The bank maintains its view of a memory chip cycle that will "stay higher for longer," believing that the earnings of South Korean tech firms are highly sensitive to AI data center spending, with existing pricing power supporting this assessment.

The trajectory of JPMorgan's target revisions this year has been rapid: at the end of April, it initially set a base case target of 7,000 points and a bullish target of 8,500 points. In less than a month, by mid-May, it raised the base case to 10,000 points and the bullish target to 10,000 points. The latest move further lifts the base case to 12,500 points, the bullish target to 15,000 points, and sets a bearish target of 8,000 points.

Structural Pressures: Foreign Selling and Leveraged ETFs

Despite the clear bullish fundamental logic, JPMorgan also cautioned about structural pressures facing the market.

The bank estimates that foreign investors have sold approximately $95 billion worth of South Korean stocks this year, with over 90% of that outflow concentrated in the two major memory chip stocks. Due to the outsized market capitalization of these two stocks, some emerging market investors have reached their mandated allocation limits, forcing them to continuously reduce positions during rallies.

Simultaneously, the size of leveraged ETFs linked to South Korean stocks has grown to around $50 billion. These products amplify price volatility through activities in futures, options, and spot markets, driving a significant increase in implied volatility.
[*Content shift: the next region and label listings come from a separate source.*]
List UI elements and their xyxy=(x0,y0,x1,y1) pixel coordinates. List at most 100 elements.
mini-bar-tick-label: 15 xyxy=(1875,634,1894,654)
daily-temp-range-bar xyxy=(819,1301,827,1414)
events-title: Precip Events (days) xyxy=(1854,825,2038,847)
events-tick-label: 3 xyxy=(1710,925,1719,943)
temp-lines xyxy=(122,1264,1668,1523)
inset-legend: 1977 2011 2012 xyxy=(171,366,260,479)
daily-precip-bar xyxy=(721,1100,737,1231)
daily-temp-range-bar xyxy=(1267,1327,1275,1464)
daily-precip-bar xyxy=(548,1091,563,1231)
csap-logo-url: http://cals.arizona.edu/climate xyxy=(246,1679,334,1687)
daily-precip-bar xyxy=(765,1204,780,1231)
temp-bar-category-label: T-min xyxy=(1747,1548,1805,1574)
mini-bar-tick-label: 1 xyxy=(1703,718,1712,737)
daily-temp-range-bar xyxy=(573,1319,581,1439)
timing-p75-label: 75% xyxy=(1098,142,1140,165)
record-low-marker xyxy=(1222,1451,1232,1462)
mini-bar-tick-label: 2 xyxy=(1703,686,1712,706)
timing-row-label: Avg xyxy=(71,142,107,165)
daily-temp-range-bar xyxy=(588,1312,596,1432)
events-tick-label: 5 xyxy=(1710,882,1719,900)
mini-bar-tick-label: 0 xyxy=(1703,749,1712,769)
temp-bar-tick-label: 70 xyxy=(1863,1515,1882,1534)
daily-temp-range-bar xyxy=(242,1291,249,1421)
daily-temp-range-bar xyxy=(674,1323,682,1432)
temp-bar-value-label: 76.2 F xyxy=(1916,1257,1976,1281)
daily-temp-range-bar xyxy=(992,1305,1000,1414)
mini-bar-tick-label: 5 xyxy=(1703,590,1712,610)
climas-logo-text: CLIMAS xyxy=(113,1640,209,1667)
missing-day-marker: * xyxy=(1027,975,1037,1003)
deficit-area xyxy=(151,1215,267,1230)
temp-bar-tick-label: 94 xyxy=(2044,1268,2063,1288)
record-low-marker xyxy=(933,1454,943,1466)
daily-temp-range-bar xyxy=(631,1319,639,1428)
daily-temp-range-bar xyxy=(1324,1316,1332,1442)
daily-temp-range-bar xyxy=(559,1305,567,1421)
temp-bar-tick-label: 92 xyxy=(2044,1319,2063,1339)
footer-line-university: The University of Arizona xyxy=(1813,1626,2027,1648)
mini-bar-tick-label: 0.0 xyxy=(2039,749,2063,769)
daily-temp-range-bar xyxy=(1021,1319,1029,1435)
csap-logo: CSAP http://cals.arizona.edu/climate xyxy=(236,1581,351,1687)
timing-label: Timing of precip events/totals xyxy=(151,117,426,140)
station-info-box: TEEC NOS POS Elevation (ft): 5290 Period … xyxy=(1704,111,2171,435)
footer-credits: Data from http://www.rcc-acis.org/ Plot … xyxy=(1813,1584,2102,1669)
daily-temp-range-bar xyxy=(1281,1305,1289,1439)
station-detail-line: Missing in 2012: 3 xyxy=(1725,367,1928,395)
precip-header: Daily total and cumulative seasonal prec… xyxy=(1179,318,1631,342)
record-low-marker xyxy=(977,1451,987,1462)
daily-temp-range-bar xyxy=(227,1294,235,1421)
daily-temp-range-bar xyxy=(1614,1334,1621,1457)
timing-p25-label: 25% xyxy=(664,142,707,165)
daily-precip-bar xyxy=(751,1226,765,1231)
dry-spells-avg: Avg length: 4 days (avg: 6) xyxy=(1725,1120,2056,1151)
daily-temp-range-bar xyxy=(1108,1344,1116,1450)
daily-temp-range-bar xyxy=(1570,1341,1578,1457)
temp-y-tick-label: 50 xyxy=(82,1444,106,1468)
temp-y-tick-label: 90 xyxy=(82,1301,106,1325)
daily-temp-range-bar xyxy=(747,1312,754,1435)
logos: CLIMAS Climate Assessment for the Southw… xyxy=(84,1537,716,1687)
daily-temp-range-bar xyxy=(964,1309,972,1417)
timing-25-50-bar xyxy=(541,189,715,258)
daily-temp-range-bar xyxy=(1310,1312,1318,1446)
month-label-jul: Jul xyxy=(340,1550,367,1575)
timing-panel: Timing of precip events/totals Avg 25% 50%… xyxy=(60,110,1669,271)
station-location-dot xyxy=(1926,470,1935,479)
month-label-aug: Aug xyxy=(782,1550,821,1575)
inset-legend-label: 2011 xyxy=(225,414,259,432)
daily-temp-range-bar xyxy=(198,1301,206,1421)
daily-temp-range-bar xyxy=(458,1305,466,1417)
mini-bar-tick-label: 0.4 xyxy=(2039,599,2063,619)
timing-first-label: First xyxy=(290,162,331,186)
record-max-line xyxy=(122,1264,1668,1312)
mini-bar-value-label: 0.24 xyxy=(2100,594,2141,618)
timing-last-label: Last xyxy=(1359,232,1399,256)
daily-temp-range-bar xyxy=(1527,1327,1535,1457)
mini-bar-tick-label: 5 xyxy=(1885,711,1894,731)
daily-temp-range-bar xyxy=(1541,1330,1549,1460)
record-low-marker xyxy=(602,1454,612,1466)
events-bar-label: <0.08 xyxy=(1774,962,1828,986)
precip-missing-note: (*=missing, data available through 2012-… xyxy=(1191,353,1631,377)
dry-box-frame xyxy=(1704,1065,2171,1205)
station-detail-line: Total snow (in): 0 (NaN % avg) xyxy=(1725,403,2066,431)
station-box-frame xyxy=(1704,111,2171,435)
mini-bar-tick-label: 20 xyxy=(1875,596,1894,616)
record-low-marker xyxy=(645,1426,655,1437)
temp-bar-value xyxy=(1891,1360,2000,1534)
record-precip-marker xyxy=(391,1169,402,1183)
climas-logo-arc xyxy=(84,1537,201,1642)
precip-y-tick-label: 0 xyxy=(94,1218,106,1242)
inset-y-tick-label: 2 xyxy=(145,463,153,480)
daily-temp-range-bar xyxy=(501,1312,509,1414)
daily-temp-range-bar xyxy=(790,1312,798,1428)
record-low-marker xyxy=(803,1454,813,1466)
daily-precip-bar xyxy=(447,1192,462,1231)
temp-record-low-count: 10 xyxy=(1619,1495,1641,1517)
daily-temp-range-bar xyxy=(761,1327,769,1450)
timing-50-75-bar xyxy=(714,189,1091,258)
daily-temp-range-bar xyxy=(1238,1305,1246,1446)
JPMorgan noted that this market structure feature is intensifying short-term index fluctuations.

The pressure from foreign selling has also transmitted to the currency level, putting downward pressure on the South Korean won. However, JPMorgan suggested that potential interest rate hikes by the Bank of Korea and seasonal tax-related fund flows in August could provide some support for the won.

Domestic Investors as a Counterbalancing Force

Against the backdrop of persistent foreign outflows, South Korean domestic investors have emerged as a crucial source of buying support. JPMorgan estimates that South Korean individual investors have purchased approximately $80 billion worth of local stocks this year, including ETF inflows.

The bank believes retail demand is likely to persist, as households are repatriating funds from overseas stock investments and domestic real estate investment channels remain constrained, making the stock market relatively more attractive for retail capital.

This internal capital rotation has, to some extent, offset the impact of foreign outflows and serves as one of the structural supports underpinning JPMorgan's maintained bullish stance.